Полина вспомнила его слова, сказанные утром: «Завтра баньку истопи. Кости ломит, размяться надо». Сказал и глянул так, что Полина внутренне сжалась. Баня — место укромное, там не закричишь, не вырвешься. Даже вил не найдешь.

Всю ночь она не спала. Ворочалась на своей лежанке, слушала, как за стеной храпит Иван, как кашляет во сне Марфа. А в голове одно: «Завтра». И рука сама тянулась к шкафчику, где на верхней полке лежали пакетики.

Утром в субботу Полина встала затемно. Иван еще спал, Марфа тихо постанывала на печи. Полина накинула шугай, вышла во двор. Мороз пощипывал щеки, небо на востоке только начинало светлеть. Натаскала воды из колодца, ведер десять, не меньше. Дорожка к бане уже протоптана, но вода все равно расплескивалась, замерзала на лету ледяными брызгами.

В бане было темно и холодно. Пахло прелой древесиной и золой. Полина сложила дрова в каменку, подожгла бересту, прикрыла заслонку. Дрова занялись весело, затрещали, в щели печи заплясали оранжевые отсветы. Пока топится, надо домой сбегать, корову подоить, кур покормить.

Дома Иван уже проснулся. Сидел за столом, пил молоко из крынки, отдувался. Увидел Полину, кивнул.

— Истопила?

— Истопила, батюшка. Греется.

— Добре. Часа через два пойду. Ты там приберись, чтоб чисто было.

Полина кивнула, взяла подойник и выскользнула в хлев. Корове Зорьке было все равно на людские страсти, она жевала сено, поглядывала на хозяйку большими влажными глазами. Полина доила, а сама думала. Думала и не думала. Руки делали своё, а в голове пустота и звон.

Покончив с коровой и курами, она вернулась в избу. Иван уже одевался, кряхтел, натягивал валенки.

— Ты куда, старая? — подала голос Марфа с печи. — Рано еще.
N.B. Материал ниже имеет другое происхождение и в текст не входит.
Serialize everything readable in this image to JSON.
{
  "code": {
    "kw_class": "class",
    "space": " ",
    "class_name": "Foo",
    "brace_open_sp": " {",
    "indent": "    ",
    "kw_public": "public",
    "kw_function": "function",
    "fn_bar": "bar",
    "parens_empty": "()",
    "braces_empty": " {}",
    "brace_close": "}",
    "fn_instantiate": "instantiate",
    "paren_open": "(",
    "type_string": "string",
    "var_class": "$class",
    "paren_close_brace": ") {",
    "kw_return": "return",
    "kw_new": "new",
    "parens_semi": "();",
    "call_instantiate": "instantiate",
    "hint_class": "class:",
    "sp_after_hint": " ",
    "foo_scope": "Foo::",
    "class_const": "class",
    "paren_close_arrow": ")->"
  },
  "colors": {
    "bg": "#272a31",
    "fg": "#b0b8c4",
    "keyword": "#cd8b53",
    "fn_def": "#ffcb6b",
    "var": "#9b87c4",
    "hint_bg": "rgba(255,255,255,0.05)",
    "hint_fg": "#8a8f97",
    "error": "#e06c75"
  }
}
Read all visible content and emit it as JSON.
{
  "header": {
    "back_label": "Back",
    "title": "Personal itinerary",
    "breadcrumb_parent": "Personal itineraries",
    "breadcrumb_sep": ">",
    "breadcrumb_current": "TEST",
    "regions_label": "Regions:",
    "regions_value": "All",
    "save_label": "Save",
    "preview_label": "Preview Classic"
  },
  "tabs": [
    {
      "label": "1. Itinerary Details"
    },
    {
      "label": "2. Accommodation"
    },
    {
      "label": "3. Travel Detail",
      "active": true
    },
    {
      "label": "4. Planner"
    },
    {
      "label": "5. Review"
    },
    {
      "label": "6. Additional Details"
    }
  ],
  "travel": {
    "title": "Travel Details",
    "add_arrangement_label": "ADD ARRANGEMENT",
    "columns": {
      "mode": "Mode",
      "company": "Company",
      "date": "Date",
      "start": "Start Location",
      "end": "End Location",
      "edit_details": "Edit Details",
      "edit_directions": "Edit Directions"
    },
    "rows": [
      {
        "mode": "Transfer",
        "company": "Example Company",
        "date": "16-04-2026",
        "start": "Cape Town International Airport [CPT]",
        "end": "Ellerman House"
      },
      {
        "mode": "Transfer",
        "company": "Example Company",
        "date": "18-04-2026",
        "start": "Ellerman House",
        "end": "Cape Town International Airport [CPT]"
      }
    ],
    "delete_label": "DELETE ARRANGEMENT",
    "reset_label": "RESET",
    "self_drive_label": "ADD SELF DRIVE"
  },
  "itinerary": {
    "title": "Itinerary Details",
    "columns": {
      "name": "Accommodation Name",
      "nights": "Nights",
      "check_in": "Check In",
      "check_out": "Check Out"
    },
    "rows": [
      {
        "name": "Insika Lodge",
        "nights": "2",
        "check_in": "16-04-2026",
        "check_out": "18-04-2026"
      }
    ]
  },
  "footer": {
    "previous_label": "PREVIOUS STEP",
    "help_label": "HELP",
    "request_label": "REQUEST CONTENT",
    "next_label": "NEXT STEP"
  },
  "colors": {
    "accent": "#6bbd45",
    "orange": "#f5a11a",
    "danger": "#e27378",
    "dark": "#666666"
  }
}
— Тебе не всё равно? Лежи, раз лежится, — буркнул Иван. — Пойду проведаю, как там баня, не выстыла ли.

Он вышел, хлопнув дверью. Полина прислушалась. С минуту было тихо, потом скрипнула калитка, и шаги затихли в сторону бани. Сердце ухнуло вниз и забилось часто-часто, где-то в горле.

Она метнулась к шкафчику. Руки дрожали, когда она доставала пакетики. Красный перец, горчица. Разорвала зубами уголки, высыпала в карман передника, прямо поверх старой тряпицы. Пакетики смяла, сунула в карман другого платья, висевшего на гвозде. Всё, назад дороги нет.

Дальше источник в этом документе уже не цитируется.